Réduire le langage jusqu’à ce qu’il devienne incapable de porter non pas la contradiction – car la contradiction est bien présente, exacerbée même, dans ce monde sans nuances – mais l’altérité véritable, la seule vraie, qui consiste justement à ne pas entrer dans les catégories prédéfinies, à être à côté et non pas en face.

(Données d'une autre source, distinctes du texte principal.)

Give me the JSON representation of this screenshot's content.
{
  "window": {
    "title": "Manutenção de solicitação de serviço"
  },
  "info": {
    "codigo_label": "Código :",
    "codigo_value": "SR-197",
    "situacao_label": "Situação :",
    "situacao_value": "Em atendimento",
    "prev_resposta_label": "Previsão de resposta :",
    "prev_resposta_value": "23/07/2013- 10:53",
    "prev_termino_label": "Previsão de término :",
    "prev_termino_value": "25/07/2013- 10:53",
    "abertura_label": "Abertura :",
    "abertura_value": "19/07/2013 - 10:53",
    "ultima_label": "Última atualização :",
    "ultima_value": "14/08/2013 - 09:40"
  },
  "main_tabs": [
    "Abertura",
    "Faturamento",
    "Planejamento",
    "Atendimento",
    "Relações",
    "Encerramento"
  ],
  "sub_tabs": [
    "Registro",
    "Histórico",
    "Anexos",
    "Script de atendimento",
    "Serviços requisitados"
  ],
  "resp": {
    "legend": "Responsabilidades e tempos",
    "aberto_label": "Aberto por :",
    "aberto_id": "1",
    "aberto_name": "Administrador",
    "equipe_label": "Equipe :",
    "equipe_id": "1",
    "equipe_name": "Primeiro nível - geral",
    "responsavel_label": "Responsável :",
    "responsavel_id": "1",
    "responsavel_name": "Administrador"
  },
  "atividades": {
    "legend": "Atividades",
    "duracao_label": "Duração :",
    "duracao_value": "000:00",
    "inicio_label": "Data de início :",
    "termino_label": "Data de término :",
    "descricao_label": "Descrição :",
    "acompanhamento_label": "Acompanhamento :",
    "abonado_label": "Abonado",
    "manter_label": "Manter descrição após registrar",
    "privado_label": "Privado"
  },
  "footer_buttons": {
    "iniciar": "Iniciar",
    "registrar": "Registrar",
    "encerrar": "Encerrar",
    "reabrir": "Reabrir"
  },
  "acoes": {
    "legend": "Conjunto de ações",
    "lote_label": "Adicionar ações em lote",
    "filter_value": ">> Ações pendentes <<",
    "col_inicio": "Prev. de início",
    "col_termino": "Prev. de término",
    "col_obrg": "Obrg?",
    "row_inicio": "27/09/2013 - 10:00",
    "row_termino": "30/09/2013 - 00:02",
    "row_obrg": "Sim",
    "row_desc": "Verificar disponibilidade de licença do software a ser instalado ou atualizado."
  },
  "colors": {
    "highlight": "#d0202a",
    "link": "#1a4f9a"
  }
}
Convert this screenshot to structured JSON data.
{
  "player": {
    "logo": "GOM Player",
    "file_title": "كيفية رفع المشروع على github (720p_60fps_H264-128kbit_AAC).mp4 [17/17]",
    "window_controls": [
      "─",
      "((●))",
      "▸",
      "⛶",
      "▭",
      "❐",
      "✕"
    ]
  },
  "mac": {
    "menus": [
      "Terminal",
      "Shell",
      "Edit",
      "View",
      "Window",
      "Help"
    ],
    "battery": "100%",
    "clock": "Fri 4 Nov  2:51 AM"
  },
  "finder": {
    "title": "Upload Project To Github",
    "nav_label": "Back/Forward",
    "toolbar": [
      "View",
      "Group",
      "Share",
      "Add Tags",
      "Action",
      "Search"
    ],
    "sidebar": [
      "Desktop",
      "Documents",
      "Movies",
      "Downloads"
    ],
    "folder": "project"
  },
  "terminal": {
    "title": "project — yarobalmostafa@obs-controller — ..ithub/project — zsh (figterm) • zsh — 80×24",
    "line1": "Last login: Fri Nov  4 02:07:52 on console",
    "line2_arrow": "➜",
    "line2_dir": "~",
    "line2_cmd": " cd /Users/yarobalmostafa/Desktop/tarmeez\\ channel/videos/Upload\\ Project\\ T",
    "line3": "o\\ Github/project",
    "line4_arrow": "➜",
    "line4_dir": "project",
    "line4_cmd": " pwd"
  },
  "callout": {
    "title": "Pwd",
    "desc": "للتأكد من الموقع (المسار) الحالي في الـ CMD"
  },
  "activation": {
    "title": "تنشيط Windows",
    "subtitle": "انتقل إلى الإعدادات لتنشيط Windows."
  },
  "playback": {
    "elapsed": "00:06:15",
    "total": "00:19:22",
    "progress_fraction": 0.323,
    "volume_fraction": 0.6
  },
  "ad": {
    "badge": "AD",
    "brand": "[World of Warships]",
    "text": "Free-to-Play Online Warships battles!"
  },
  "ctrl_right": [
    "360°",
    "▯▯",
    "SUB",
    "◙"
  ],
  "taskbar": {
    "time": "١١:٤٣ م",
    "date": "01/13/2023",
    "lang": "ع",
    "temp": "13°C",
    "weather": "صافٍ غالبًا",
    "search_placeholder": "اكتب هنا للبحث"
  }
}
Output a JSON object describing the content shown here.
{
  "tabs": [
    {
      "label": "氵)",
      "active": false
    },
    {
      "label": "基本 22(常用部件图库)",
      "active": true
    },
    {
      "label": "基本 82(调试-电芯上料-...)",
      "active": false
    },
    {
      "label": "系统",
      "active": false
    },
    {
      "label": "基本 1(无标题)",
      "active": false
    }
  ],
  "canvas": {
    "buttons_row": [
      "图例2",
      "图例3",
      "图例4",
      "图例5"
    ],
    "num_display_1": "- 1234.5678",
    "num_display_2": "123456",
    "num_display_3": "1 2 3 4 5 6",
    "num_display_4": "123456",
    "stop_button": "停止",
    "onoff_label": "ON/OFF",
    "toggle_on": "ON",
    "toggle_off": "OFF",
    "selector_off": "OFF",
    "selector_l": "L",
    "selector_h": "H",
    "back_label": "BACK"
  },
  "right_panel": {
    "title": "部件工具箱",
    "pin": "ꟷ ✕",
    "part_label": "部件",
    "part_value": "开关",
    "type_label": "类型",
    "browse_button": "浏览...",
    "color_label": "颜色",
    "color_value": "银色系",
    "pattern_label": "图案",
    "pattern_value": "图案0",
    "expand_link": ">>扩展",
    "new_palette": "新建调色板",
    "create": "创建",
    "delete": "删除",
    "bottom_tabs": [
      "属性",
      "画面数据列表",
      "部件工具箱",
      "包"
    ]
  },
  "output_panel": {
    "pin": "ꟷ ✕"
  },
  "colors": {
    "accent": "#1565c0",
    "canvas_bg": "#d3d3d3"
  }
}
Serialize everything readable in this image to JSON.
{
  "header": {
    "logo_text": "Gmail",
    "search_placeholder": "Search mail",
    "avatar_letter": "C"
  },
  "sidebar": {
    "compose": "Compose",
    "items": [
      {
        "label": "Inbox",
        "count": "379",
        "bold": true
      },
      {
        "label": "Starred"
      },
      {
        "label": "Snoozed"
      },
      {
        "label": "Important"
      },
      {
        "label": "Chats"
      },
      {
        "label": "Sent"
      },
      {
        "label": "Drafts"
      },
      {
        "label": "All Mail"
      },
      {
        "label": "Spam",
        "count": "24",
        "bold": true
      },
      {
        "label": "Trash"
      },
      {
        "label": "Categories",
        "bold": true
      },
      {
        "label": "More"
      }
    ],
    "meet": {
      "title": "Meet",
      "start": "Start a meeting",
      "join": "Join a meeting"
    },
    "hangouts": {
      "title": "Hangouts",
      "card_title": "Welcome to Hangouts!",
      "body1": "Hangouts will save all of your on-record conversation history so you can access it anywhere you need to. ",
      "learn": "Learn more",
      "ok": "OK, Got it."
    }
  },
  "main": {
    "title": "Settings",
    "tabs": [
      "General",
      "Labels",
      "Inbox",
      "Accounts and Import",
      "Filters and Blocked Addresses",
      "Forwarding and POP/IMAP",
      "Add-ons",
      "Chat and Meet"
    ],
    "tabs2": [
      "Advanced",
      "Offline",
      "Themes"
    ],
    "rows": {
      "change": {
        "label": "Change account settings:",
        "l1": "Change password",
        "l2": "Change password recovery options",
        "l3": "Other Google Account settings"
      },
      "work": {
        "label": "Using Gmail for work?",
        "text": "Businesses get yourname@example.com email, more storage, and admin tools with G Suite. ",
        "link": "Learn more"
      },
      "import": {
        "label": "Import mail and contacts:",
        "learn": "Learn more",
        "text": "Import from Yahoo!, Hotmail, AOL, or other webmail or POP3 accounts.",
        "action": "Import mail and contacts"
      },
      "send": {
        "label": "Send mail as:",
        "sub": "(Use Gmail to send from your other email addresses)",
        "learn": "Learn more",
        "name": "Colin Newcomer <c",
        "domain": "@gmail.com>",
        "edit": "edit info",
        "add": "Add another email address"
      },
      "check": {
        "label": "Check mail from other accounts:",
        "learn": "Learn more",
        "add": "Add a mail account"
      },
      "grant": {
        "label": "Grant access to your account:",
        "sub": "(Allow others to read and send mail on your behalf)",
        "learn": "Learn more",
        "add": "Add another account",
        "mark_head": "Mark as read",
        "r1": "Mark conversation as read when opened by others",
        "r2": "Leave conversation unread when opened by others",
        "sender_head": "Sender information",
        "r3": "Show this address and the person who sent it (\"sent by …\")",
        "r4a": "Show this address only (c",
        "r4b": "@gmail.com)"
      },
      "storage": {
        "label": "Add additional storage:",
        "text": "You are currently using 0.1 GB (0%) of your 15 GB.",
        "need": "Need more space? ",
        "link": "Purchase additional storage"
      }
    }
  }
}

Le novlangue transforme l’arc en ciel des sens en dégradés d’un même mot-couleur. Au bon s’oppose l’inbon, que viennent compléter le plusbon, le double plusbon et probablement le plusinbon. Des gradations continuent d’exister mais elles s’alignent dans la même longueur d’onde, la même gamme sémantique, sans jamais s’en éloigner. Les petits pas à côté du sens qui permettent que, peu à peu, par l’analogie, on passe d’un concept à l’autre, d’une idée à l’autre, qu’une vision s’enrichisse et s’élargisse, ces petits pas se raréfient jusqu’à disparaître. Plus de conciliation possible dans ce monde là, plus de rapprochement, plus de compréhension : on ne cherche plus à saisir l’autre dans sa singularité, son altérité radicales ; on cherche seulement à le ranger dans les catégories et les cases que l’on connaît déjà – et qui ne sont pas celles où il se trouve. Finie l’ouverture ; ne demeure que l’affrontement des sens contraires.

Le novlangue, parce que réfutant la nuance, est un langage de la violence qui, dans la diversité infinie du monde, ne voit plus que blanc ou noir, traître ou camarade, ami ou ennemi. Il met les idées en ordre de bataille  comme l’Etat qui le promeut a mis les êtres en uniforme, les sentiments en uniforme, la vie en uniforme. Tout ce qui sort du noir et blanc, du binaire, du tout ou rien, est exclu et considéré – à très juste titre d’ailleurs – comme susceptible de saper les bases de la société : l’art, l’amour, la littérature, les souvenirs, la sexualité, l’histoire, la promenade, la rêverie, l’ennui – tout ce qui est fondamentalement regard sur le côté, et refus de l’unidimensionnalité, tout cela est réfuté, rejeté, honni.

Mettre les idées en uniforme. C’est Emmanuel Berl (qui n’avait certes pas que des qualités !) qui avait eu cette formule, dans Marianne, au moment de la décomposition du Front populaire, pour évoquer cette chute de l’esprit dans le précipice d’une conception binaire d’un monde où n’existaient plus que le communisme et le fascisme.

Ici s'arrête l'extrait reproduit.